I sat on the swing outside on the patio, relaxing in the pale moon-glow2light of the rising moon, trying to forget for a while the horrible events of the day. It was supposed to be a happy day, the happiest day of my life. Seeing your baby for the first time is supposed to be a magical moment where awe and wonder at the fact that you made that should overwhelm you. Instead all I could think about was that my baby girl might be deformed, physically and possibly mentally. The doctors weren’t certain about the exact nature of her deformity, but she was there was a strong probability that she was going to be different. I was having a child without no conception of how she was going to turn out. She might be the kid no one ever played with, she might be rejected everywhere she went simply for her differences. She would not thank me for her creation. How could she ever have a normal life? She might be full of anger and hate, unable to cope with her situation, and lash out at the world.

Years ago I had made this same mistake and my son had never forgiven the fact that I could never love him the way he wanted me to or give him the life he desired. He wanted me to have the baby. My son wanted someone he could call family. He had sworn to help provide for and take care of her, but the child may not be satisfied with this and might still loathe me. He might also be disgusted with her deformity and reject her. Anything could happen! How could I know, how could I go through with this when there was so much risk?

If she ever wanted children, her condition would be passed on, and they too might lead terrible lives. Did I have a right, simply to satisfy my desire for a baby, to curse my daughter and all the generations that come after her to lives of loneliness, rejection and suffering? I trembled to think of how much they would hate me, the source of all their pain, who would selfishly choose my own wants without a care for the effect on my descendants.

I looked inside the house through the window and saw him sitting in front of the fireplace, the light dancing on his face in hellish flames.  He wanted someone to love and love him. I had felt so sorry for him that I had agreed to have the baby. He had persuaded and threatened me, to extract that promise, but now its selfishness  and immorality burst over me. As I looked at him, I realized that though his impassioned words had swayed me before, this was my decision and I couldn’t let fear or a desire to satisfy someone else’s wants make that decision for me. A shudder wracked my body and I felt a shift somewhere within. A strange sensation came over me and in a wild rush I threw open the door and said, “I can’t do it. I can’t bring that in to the world.  I’m not going through with this baby.”

An Interview with the Author of the Wildly Popular ‘Frankenstein’s Abortion’ 

Interviewer: It’s so nice to meet you! Congratulations on making the New York Time Top 100 Bestsellers’ list! How has the ride been?

MK: Oh its been mind-boggling. When I wrote that story I was just re-reading the scene in Frankenstein where he destroys the female creature, and thinking about how the novel portrays men through what takes place when a man tries to usurp the natural order. I tried to turn that on its head and write what Victor was feeling, but seemingly from the point of view of a pregnant woman. I never expected people to like it so much.

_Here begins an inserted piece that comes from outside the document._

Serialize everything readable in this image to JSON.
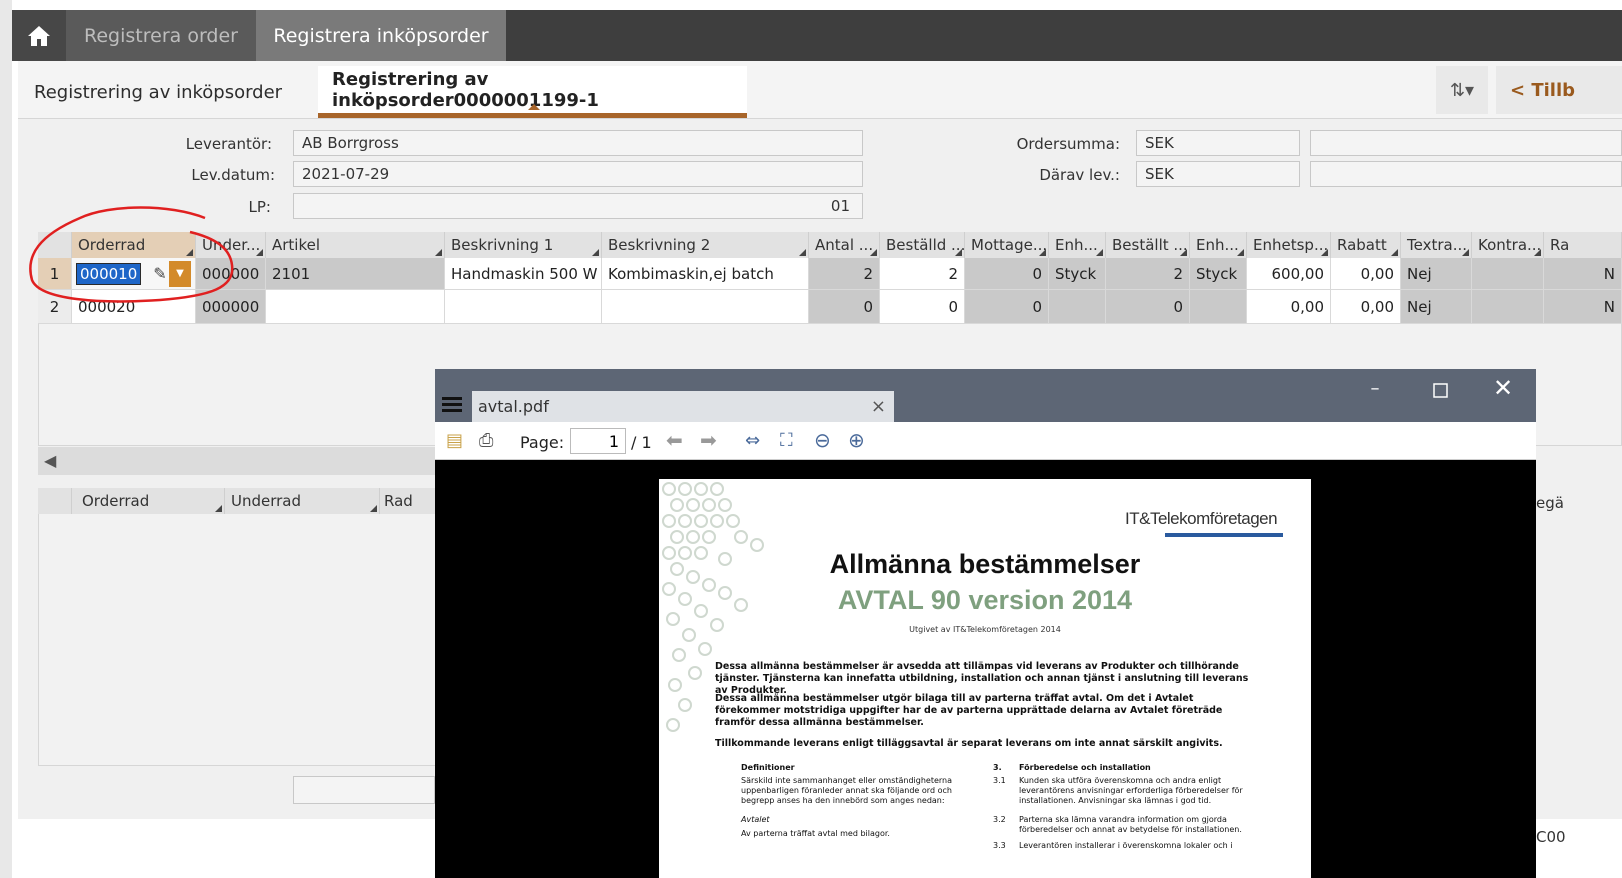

Interviewer: Why do you think its become so popular?

MK: I wrote it to show the gender essentialism and gender roles we propagate, and I think it resonated with people because of the large amount of attention that feminism has been receiving recently. When Victor destroys the female creature in the book one feels horror, fear for the monster’s retribution and pity for the Creature. The selfishness of Victor seems to come to the fore and the reader thinks “After coming all the way here, upsetting everybody, postponing his wedding and working for hours” he just decides to destroy her and doom himself. But when I portrayed the same things Victor says, in an almost stylistically identical manner, but giving the impression that the individual is a pregnant woman who has been persuaded to have a baby, this scene elicits pity for the speaker’s situation and anger that someone is coercing her into having the baby, very different from what it inspired in readers when the person in question was a man. I think people are responding to this subtle demonstration of the essentialist views everyone holds and it shows what we need to take steps toward changing.

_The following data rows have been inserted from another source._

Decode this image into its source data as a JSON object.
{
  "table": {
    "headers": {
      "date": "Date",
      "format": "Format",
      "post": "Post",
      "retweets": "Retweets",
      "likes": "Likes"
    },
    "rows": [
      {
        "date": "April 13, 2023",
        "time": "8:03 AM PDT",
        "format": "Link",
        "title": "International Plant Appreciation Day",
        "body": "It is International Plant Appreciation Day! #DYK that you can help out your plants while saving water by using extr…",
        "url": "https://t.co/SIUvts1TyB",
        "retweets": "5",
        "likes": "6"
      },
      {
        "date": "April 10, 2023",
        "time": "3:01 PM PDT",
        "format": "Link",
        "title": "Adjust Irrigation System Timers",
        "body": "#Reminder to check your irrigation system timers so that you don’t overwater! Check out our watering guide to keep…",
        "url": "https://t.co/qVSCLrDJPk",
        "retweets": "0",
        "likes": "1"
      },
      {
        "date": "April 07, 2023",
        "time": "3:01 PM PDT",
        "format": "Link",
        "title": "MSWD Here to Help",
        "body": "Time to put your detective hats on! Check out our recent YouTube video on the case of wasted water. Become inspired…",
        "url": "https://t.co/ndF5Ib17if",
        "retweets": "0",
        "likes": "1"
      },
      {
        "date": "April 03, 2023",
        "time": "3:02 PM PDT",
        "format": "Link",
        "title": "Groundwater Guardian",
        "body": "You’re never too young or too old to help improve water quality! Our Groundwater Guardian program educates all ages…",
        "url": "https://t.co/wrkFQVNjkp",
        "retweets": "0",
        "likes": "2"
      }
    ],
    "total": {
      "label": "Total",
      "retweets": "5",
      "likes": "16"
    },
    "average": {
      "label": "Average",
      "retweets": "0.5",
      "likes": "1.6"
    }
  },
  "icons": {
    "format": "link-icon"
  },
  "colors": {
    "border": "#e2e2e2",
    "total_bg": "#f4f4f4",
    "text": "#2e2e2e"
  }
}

Interviewer: I notice that you never explicitly say the word ‘pregnant’ or make clear that the speaker is a woman. Is there some reason for that?

MK: I only wanted to give the impression of a female speaker, to show even simply that is enough to make the reader feel sympathetic towards her, as a helpless victim.

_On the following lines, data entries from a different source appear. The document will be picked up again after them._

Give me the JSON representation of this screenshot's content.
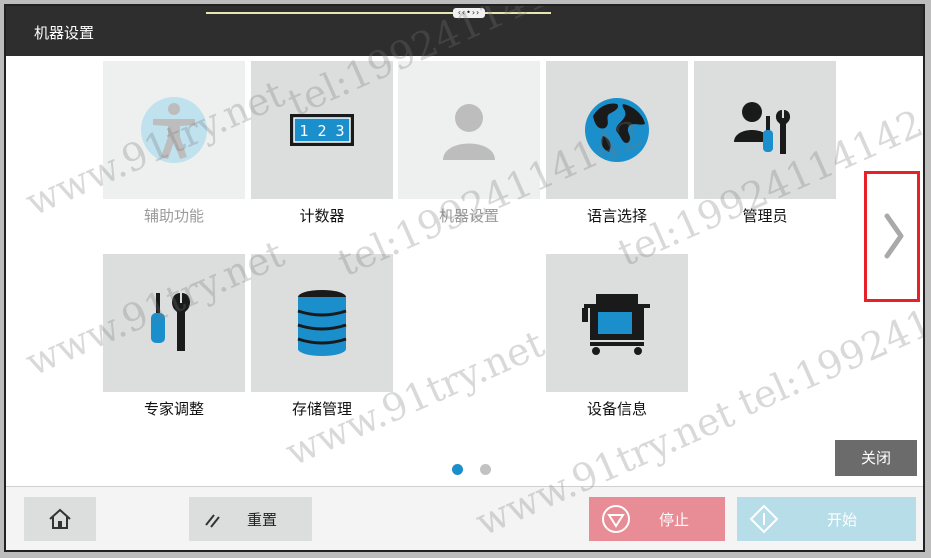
{
  "window": {
    "title": "机器设置",
    "handle": "‹‹•››"
  },
  "tiles": [
    {
      "label": "辅助功能",
      "disabled": true,
      "icon": "accessibility-icon"
    },
    {
      "label": "计数器",
      "disabled": false,
      "icon": "counter-icon",
      "counter_text": "1 2 3"
    },
    {
      "label": "机器设置",
      "disabled": true,
      "icon": "user-silhouette-icon"
    },
    {
      "label": "语言选择",
      "disabled": false,
      "icon": "globe-icon"
    },
    {
      "label": "管理员",
      "disabled": false,
      "icon": "admin-tools-icon"
    },
    {
      "label": "专家调整",
      "disabled": false,
      "icon": "expert-tools-icon"
    },
    {
      "label": "存储管理",
      "disabled": false,
      "icon": "storage-database-icon"
    },
    {
      "label": "设备信息",
      "disabled": false,
      "icon": "device-info-icon"
    }
  ],
  "pagination": {
    "current": 1,
    "total": 2
  },
  "buttons": {
    "close": "关闭",
    "reset": "重置",
    "stop": "停止",
    "start": "开始"
  },
  "watermarks": [
    "www.91try.net",
    "tel:19924114142"
  ],
  "colors": {
    "titlebar": "#2e2e2e",
    "accent_blue": "#1a8fcc",
    "highlight_red": "#e6212a",
    "stop": "#e88c95",
    "start": "#b7dde8"
  }
}
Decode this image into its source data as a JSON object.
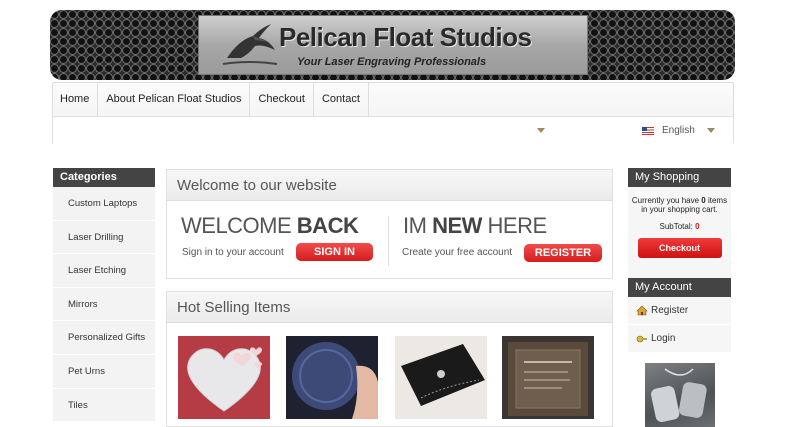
{
  "header": {
    "logo_title": "Pelican Float Studios",
    "logo_tagline": "Your Laser Engraving Professionals"
  },
  "nav": {
    "items": [
      "Home",
      "About Pelican Float Studios",
      "Checkout",
      "Contact"
    ],
    "language": "English"
  },
  "categories": {
    "title": "Categories",
    "items": [
      "Custom Laptops",
      "Laser Drilling",
      "Laser Etching",
      "Mirrors",
      "Personalized Gifts",
      "Pet Urns",
      "Tiles"
    ]
  },
  "welcome": {
    "heading": "Welcome to our website",
    "left_big_light": "WELCOME ",
    "left_big_bold": "BACK",
    "left_small": "Sign in to your account",
    "sign_in_label": "SIGN IN",
    "right_big_light": "IM ",
    "right_big_bold": "NEW",
    "right_big_tail": " HERE",
    "right_small": "Create your free account",
    "register_label": "REGISTER"
  },
  "hot": {
    "heading": "Hot Selling Items"
  },
  "basket": {
    "title": "My Shopping Basket",
    "line1_pre": "Currently you have ",
    "count": "0",
    "line1_post": " items",
    "line2": "in your shopping cart.",
    "subtotal_label": "SubTotal: ",
    "subtotal_value": "0",
    "checkout_label": "Checkout"
  },
  "account": {
    "title": "My Account",
    "register": "Register",
    "login": "Login"
  },
  "colors": {
    "accent_red": "#d51d1d",
    "link_blue": "#2a62a6",
    "dark_header": "#444444"
  }
}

Interviewer: Why did you choose to write about abortion specifically? I mean as I understand it, there are numerous examples of feminine essentialism and objectification of the female body in Frankenstein, embodied in Justine and Elizabeth. Why did you choose this scene and this issue?

MK: Abortion has been a major topic of contention recently with numerous new legislature being passed in different states. I wanted to throw some light on that topic too. The tense that this story is written in is the same as the novel’s and it imparts the idea that could be happening at any time, any place and to anyone.

Interviewer: Is there anything else you would like to say?

MK: Well, I just want to mention how ridiculously easy it was to mould this scene in Frankenstein into one of a pregnant woman deciding to abort, and it is almost as if Mary Shelley was talking about abortion too. Victor says “My labour was already considerably advanced… [but I had] forebodings of evil, that made my heart sicken in my bosom”, which is very similar to a woman who is pretty far along in her pregnancy but dreads the prospect of the baby and does not want it anymore.

Interviewer: Thank you so much for coming, I look forward to reading more of your brilliant work.